I started writing a plugin to compensate. It grew. Then I sat down, looked at what I had, and realised the frame was wrong — I was trying to bolt a different product onto someone else's foundation.

And the more I looked at it, the more familiar the gap felt. Wherever I'd worked — a greenfield core-banking platform one year, a pixel taking hundreds of millions of hits a day the next — I kept hitting the same wall: the testing tools the market handed me were never quite enough, and I'd end up coding around them, sometimes for weeks at a stretch. The proxy plugin was just the latest patch over the same hole. So on those nights at the keyboard I decided to stop patching and close the gap properly.

So I started again, this time as a standalone. The internal codename was beer-request-manager (don't ask). The plan was deliberately small: get the cross-project bits out of the way and ship a no-nonsense workbench for the protocols I actually used.

Then I kept going, mostly during sleepless nights on Hack The Box. The protocol list grew — HTTP, then SMTP, IMAP, LDAP, DNS, SMB, SpamAssassin scoring. Hand-rolled stacks against the RFCs, because every library I'd reached for "helpfully" fixed my malformed input before it hit the wire. Chains, so I could stitch the protocols together. A MITM proxy, because once you have probes, the natural next step is "catch a real request and turn it into one."
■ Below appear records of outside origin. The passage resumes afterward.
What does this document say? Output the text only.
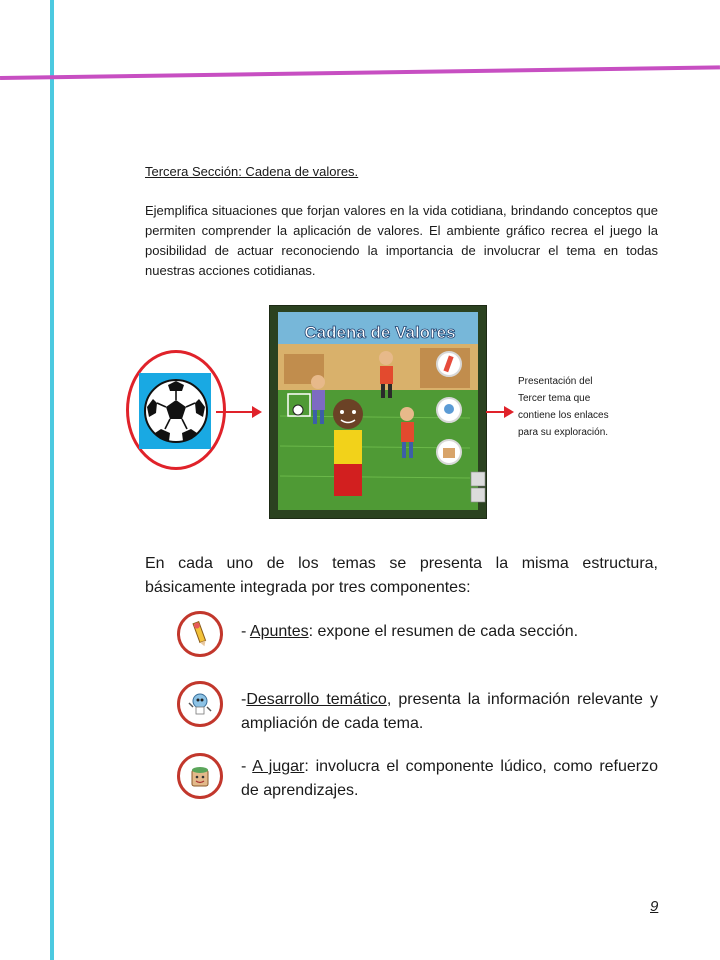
Tercera Sección: Cadena de valores.
Ejemplifica situaciones que forjan valores en la vida cotidiana, brindando conceptos que permiten comprender la aplicación de valores. El ambiente gráfico recrea el juego la posibilidad de actuar reconociendo la importancia de involucrar el tema en todas nuestras acciones cotidianas.
Cadena de Valores
Presentación del Tercer tema que contiene los enlaces para su exploración.
En cada uno de los temas se presenta la misma estructura, básicamente integrada por tres componentes:
- Apuntes: expone el resumen de cada sección.
-Desarrollo temático, presenta la información relevante y ampliación de cada tema.
- A jugar: involucra el componente lúdico, como refuerzo de aprendizajes.
9
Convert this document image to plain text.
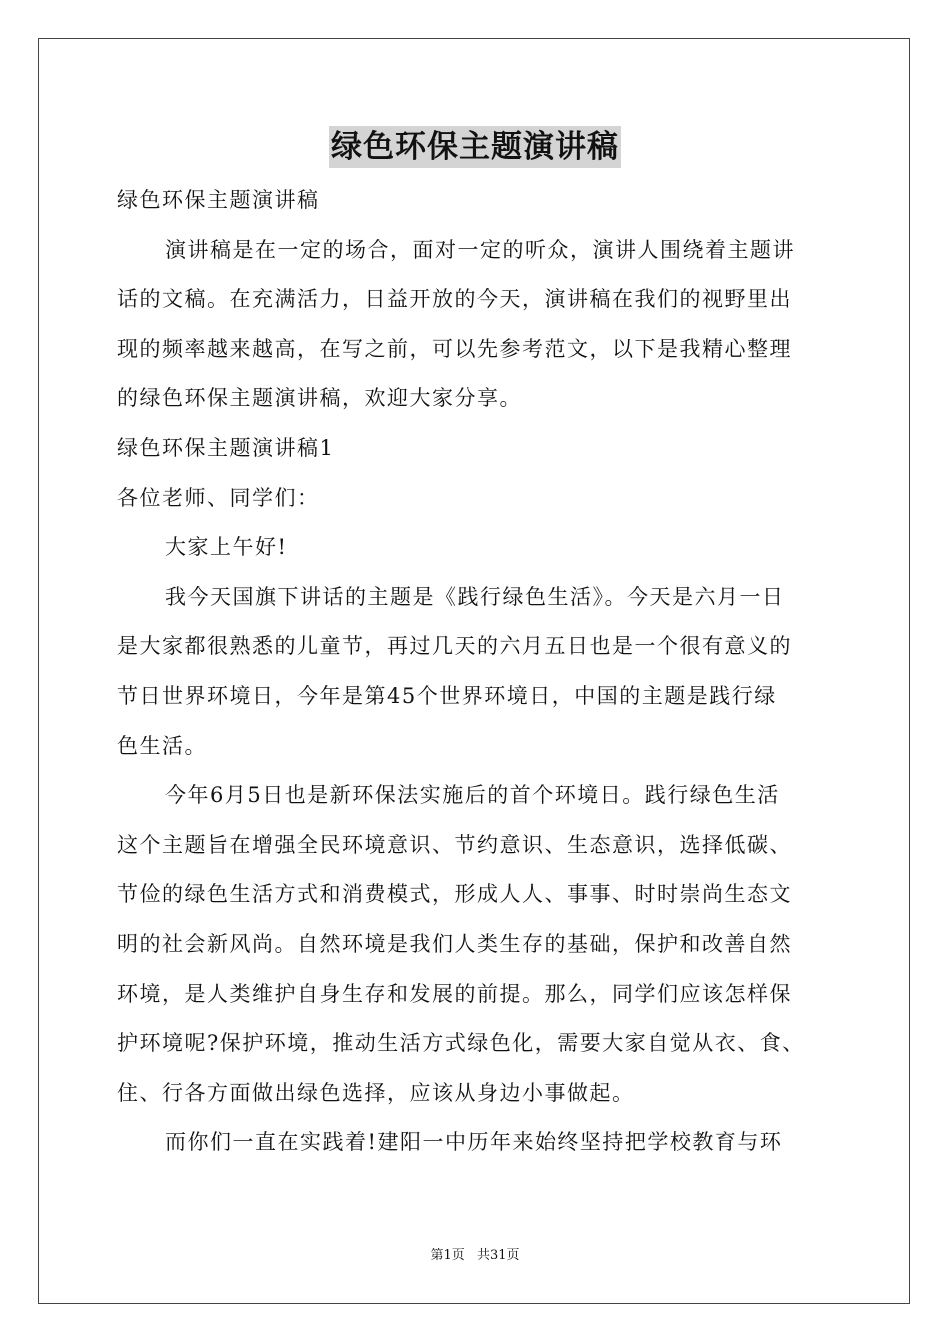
绿色环保主题演讲稿
绿色环保主题演讲稿
演讲稿是在一定的场合，面对一定的听众，演讲人围绕着主题讲
话的文稿。在充满活力，日益开放的今天，演讲稿在我们的视野里出
现的频率越来越高，在写之前，可以先参考范文，以下是我精心整理
的绿色环保主题演讲稿，欢迎大家分享。
绿色环保主题演讲稿1
各位老师、同学们：
大家上午好!
我今天国旗下讲话的主题是《践行绿色生活》。今天是六月一日
是大家都很熟悉的儿童节，再过几天的六月五日也是一个很有意义的
节日世界环境日，今年是第45个世界环境日，中国的主题是践行绿
色生活。
今年6月5日也是新环保法实施后的首个环境日。践行绿色生活
这个主题旨在增强全民环境意识、节约意识、生态意识，选择低碳、
节俭的绿色生活方式和消费模式，形成人人、事事、时时崇尚生态文
明的社会新风尚。自然环境是我们人类生存的基础，保护和改善自然
环境，是人类维护自身生存和发展的前提。那么，同学们应该怎样保
护环境呢?保护环境，推动生活方式绿色化，需要大家自觉从衣、食、
住、行各方面做出绿色选择，应该从身边小事做起。
而你们一直在实践着!建阳一中历年来始终坚持把学校教育与环
第1页 共31页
What started as a plugin to patch one tool's seams turned into its own thing — VirtuProbe Studio.

02The companion plugin still exists

I haven't abandoned the original. The companion plugin lives on, scoped down to two operations that are genuinely useful when that proxy is already your home:

  • Send any HTTP request from the proxy into VirtuProbe as a probe — handy when you've shaped a request in its repeater and want to chain it across other protocols.
  • Expose a small endpoint inside the proxy that VirtuProbe can post to, dropping the probe straight into its target list for further work.

If that proxy is your daily driver, VirtuProbe is a side door, not a replacement.

03Who's behind this

Founder · Builder · Maintainer

Jakub Stonavský

Based in Prague. 20+ years in the trade — telco and embedded systems, then PPF's greenfield core-banking system with a team of brilliant engineers, then a big-data venture started with two Canadian friends. VirtuProbe is what came next.

Outside the keyboard: father, husband. Aikido, jiu-jitsu, and kyusho. Golf and the range. Eight-plus languages, with varying fluency. A guitar that gets played more weeks than it doesn't.

VirtuProbe started as a one-person project. It isn't one anymore — a small team now builds and maintains it together, and a proper company around it is taking shape. For now it runs as an independent Czech sole-trader business.

VirtuProbe Studio is operated as a sole-trader business in the Czech Republic. Business-entity details (IČO, DIČ, registered seat, VAT) are listed in our Privacy Policy and Terms of Service.

04How to reach me

VirtuProbe is a small operation, deliberately. There is no support queue routed through three SaaS layers — it goes to my inbox.

General & sales
Security & disclosure
Legal & privacy

If you find a bug or a security issue, write to security@ — I'd rather hear it from you than read about it elsewhere.

05About the binaries

Current builds are distributed unsigned, with SHA-256 checksums published alongside the downloads. Signed builds are coming in a near iteration. If you're cautious about installing unsigned software from a small vendor — and you should be — verify the SHA-256 before opening, and write to security@ if anything looks off.

Installation is local. The application stores your work on your own disk. The only servers the application contacts on its own are the license validator and the update channel; everything else only happens when you point a probe at it.